Queue monitor: The GET /api/queue endpoint (and the Queue tab in the UI) shows live queue state — which conversations are processing or waiting and their positions.
Rogo Docs (Enterprise Documents)

The Rogo Docs tools (rogo_list_docs and rogo_read_doc) give the model access to files in a designated directory on the server. This is the primary way to feed frequently-updated enterprise documents — policies, onboarding guides, runbooks, product specs — to the model without redeploying.

Directory
Files live in ./rogodocs/ next to the running JAR, or at a custom path set via the ROGO_DOCS_DIR environment variable.
Live reload
Drop a new file into rogodocs/ and it is immediately visible to rogo_list_docs. No restart needed.
Flow
The model calls rogo_list_docs to discover what is available, then rogo_read_doc with the exact filename to read the content.
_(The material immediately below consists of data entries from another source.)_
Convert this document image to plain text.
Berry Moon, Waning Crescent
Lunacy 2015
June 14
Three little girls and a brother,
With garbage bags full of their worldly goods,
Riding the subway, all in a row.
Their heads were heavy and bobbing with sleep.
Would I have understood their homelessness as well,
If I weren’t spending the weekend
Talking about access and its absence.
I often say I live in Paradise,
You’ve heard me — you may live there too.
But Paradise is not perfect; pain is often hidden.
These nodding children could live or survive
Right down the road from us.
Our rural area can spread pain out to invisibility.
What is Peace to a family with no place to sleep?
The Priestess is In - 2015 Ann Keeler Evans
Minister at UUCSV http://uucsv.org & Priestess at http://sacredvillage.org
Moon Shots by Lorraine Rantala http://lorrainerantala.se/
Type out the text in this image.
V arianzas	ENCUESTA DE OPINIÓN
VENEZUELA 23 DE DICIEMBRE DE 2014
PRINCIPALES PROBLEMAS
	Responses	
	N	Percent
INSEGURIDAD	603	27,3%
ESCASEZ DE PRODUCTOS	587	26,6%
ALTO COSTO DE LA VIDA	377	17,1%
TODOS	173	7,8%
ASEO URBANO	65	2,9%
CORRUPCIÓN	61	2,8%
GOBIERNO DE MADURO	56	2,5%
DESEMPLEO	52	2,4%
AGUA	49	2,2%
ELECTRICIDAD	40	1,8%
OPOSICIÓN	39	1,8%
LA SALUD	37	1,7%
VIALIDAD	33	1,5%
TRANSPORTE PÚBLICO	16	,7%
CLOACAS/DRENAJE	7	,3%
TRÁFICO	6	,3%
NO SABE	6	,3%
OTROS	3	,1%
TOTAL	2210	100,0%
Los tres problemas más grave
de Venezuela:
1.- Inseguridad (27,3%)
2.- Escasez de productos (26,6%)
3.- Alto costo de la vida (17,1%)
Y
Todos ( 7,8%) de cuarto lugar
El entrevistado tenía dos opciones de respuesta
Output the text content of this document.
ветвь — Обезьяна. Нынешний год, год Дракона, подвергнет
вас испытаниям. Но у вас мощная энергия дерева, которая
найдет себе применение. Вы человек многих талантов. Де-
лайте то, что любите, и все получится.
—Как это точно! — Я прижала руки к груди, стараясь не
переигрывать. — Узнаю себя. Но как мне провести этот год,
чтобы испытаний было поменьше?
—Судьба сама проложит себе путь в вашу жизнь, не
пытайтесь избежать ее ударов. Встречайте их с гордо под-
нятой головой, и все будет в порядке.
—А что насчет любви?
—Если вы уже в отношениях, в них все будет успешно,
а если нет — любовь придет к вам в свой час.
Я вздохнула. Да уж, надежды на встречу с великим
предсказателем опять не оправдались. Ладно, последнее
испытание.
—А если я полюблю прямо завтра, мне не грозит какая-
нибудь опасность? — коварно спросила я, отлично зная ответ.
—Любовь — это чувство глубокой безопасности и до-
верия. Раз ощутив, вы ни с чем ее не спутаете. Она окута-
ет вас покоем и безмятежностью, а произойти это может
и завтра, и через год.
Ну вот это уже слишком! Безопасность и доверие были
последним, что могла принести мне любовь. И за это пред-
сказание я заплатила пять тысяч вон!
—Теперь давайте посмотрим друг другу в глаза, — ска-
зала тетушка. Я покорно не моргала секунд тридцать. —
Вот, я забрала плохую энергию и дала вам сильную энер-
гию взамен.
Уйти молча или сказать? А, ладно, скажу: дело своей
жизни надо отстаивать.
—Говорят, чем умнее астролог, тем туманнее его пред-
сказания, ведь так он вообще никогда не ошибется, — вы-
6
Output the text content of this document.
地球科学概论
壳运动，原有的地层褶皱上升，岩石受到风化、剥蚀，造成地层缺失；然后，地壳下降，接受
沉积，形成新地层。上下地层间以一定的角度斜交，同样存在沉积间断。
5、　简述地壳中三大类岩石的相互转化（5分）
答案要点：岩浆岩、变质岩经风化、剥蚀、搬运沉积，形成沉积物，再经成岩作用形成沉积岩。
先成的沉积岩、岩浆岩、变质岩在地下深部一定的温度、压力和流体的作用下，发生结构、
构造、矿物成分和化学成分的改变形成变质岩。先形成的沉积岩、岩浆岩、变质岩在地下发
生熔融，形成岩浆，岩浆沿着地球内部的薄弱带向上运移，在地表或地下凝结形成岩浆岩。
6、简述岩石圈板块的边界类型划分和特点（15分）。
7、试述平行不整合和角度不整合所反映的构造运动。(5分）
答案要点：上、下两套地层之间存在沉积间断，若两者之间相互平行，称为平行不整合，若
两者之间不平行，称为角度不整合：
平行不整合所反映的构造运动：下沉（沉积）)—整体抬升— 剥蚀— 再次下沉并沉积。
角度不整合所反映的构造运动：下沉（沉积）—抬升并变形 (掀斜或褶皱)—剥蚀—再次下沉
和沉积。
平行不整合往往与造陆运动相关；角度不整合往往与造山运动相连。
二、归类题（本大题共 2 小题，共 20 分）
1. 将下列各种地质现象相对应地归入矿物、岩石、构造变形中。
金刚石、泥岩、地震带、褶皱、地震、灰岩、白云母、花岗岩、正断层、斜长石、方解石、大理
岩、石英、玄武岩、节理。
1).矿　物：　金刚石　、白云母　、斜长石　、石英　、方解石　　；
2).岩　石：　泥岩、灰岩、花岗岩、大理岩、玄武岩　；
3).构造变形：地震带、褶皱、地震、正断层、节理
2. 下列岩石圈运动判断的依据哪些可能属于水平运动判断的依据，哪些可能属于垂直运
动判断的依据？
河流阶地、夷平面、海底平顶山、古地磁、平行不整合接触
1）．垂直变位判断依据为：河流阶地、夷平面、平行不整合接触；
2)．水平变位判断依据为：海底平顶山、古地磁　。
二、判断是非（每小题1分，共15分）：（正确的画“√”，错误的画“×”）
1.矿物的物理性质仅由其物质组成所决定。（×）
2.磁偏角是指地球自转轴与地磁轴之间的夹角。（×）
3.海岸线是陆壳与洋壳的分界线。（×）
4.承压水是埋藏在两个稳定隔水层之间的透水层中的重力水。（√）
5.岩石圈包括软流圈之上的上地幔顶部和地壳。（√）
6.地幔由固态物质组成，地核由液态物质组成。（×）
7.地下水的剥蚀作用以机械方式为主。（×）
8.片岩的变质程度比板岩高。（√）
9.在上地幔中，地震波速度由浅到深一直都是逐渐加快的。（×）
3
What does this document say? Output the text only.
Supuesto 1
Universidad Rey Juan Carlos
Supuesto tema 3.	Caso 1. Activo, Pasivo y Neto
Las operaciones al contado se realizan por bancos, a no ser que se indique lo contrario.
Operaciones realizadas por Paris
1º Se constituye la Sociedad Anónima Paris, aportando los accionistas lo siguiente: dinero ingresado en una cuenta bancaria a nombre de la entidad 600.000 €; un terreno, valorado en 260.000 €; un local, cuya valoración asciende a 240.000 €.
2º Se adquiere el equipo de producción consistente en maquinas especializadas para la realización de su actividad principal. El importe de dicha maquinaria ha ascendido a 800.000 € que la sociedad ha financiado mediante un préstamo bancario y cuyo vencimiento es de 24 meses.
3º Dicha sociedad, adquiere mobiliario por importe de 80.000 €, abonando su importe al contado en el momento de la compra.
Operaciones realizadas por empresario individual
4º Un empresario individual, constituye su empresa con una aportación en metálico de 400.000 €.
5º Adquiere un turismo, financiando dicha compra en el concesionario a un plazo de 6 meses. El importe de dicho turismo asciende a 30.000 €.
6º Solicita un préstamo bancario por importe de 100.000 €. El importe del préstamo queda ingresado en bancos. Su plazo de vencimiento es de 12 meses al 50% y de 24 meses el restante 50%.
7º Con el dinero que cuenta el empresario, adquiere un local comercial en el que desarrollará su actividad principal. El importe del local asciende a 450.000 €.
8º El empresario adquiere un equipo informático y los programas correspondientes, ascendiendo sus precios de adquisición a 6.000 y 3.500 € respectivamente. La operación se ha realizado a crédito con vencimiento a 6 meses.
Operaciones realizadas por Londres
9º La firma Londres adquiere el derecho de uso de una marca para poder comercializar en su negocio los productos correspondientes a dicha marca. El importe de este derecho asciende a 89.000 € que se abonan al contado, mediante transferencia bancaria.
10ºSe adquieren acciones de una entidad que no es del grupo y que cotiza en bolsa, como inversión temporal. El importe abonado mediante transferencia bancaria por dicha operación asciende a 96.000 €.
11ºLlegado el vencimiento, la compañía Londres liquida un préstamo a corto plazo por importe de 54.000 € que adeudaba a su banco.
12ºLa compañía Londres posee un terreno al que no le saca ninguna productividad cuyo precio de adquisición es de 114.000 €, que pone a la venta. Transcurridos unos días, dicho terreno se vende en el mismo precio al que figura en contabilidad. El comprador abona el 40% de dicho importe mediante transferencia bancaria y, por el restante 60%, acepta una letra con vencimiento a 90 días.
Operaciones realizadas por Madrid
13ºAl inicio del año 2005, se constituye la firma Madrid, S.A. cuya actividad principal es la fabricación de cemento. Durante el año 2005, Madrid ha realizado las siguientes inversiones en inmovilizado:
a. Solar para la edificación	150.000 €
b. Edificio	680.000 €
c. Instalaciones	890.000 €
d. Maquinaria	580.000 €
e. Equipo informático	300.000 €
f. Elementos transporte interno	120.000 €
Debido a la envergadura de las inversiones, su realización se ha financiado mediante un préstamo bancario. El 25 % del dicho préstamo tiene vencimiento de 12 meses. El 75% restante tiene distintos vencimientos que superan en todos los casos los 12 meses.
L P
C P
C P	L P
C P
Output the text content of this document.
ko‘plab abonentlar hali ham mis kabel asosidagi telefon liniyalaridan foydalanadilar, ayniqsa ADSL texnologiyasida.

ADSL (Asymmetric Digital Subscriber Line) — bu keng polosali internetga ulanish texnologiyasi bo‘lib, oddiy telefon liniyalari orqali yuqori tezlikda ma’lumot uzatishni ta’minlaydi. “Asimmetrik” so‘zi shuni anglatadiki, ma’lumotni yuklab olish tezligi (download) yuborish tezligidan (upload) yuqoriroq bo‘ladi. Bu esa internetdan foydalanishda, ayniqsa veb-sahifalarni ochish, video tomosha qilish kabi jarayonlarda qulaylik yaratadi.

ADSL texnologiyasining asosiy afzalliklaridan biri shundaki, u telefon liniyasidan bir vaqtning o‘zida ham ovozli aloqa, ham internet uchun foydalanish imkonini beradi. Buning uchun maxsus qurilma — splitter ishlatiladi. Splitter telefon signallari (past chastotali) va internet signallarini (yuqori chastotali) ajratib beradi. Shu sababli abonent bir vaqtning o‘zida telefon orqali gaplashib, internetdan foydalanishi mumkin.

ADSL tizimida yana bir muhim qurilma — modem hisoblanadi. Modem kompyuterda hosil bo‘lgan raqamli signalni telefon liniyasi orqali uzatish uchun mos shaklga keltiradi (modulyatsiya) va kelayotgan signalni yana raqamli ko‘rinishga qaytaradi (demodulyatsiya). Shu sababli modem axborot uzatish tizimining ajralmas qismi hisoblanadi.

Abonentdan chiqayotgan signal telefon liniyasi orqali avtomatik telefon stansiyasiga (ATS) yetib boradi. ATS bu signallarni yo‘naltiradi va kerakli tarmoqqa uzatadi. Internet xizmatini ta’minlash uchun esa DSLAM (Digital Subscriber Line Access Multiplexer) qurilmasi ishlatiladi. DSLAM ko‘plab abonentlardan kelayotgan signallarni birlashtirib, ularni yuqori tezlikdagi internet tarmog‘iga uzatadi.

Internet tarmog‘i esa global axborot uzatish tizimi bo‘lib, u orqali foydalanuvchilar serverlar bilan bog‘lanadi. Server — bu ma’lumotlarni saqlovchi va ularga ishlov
The two-step design lets the model decide which document is relevant.
Supported formats: Any plain-text file — .md, .txt, .json, .yaml, .csv, etc. Binary files (PDFs, images) are listed but their content will not be readable as text.
⚠ Security: Only bind rogo_list_docs and rogo_read_doc to conversations that should have access to these documents. Path traversal is prevented server-side, but any file placed in rogodocs/ is accessible to any conversation with these tools bound.